2009/11/6 Joe Stump <joe@joestump.net>

Can you explain what you mean by lack of load balancing?


Nothing in Cassandra attempts to ensure that your data are equally spread over the different nodes (yet; there are several bugs open to this effect).

That's not true from my understanding. It won't put three copies on the same node. The key word, I suppose, is "equally". 

If you use the OrderedPartitioner, in all likelihood your data will be very unevenly spread to the point where most of your servers aren't used at all. This obviously doesn't scale.

The RandomPartitioner is better because the hashing it does causes data to spread out, but the tokens are still chosen randomly so there's no way to guarantee that machines get equal or even similar(ish) amounts of data.

We've answered this by creating our own partitioners, which Cassandra makes pluggable.

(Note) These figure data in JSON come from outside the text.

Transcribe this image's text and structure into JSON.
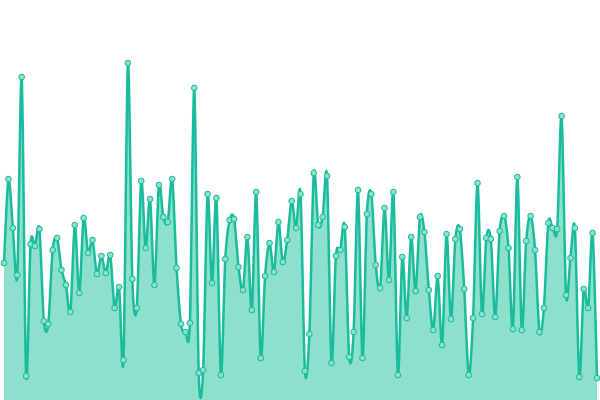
{
  "chart_data": {
    "type": "area",
    "color": "#1abc9c",
    "fill": "#8ce0cc",
    "ylim": [
      0,
      400
    ],
    "values": [
      137,
      221,
      172,
      125,
      323,
      24,
      156,
      154,
      171,
      79,
      76,
      150,
      162,
      130,
      115,
      88,
      175,
      107,
      182,
      147,
      160,
      126,
      144,
      127,
      145,
      92,
      113,
      40,
      337,
      121,
      92,
      219,
      152,
      201,
      115,
      215,
      183,
      178,
      221,
      132,
      76,
      68,
      77,
      312,
      27,
      30,
      206,
      117,
      202,
      25,
      141,
      180,
      181,
      133,
      110,
      163,
      90,
      208,
      42,
      124,
      157,
      128,
      178,
      138,
      160,
      199,
      172,
      206,
      29,
      66,
      227,
      175,
      183,
      224,
      37,
      144,
      150,
      173,
      43,
      68,
      210,
      42,
      186,
      206,
      135,
      112,
      192,
      120,
      208,
      25,
      143,
      82,
      163,
      109,
      183,
      168,
      110,
      70,
      124,
      55,
      166,
      81,
      161,
      171,
      111,
      25,
      82,
      217,
      86,
      162,
      161,
      83,
      169,
      184,
      152,
      71,
      223,
      70,
      159,
      184,
      150,
      68,
      92,
      177,
      172,
      171,
      284,
      105,
      142,
      172,
      23,
      111,
      92,
      167,
      22
    ]
  }
}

Took one of our guys about two full days to have something up and running. Also, there's no way to guarantee anything for the most part in distributed computing.

I think you're misleading people, though, with the notion that a. Cassandra doesn't have load balancing (it does, in many ways) and b. It doesn't scale. Digg and Facebook both use it in production and while it might not be battle hardened and fully tested, it's definitely working for them well under high load.

--Joe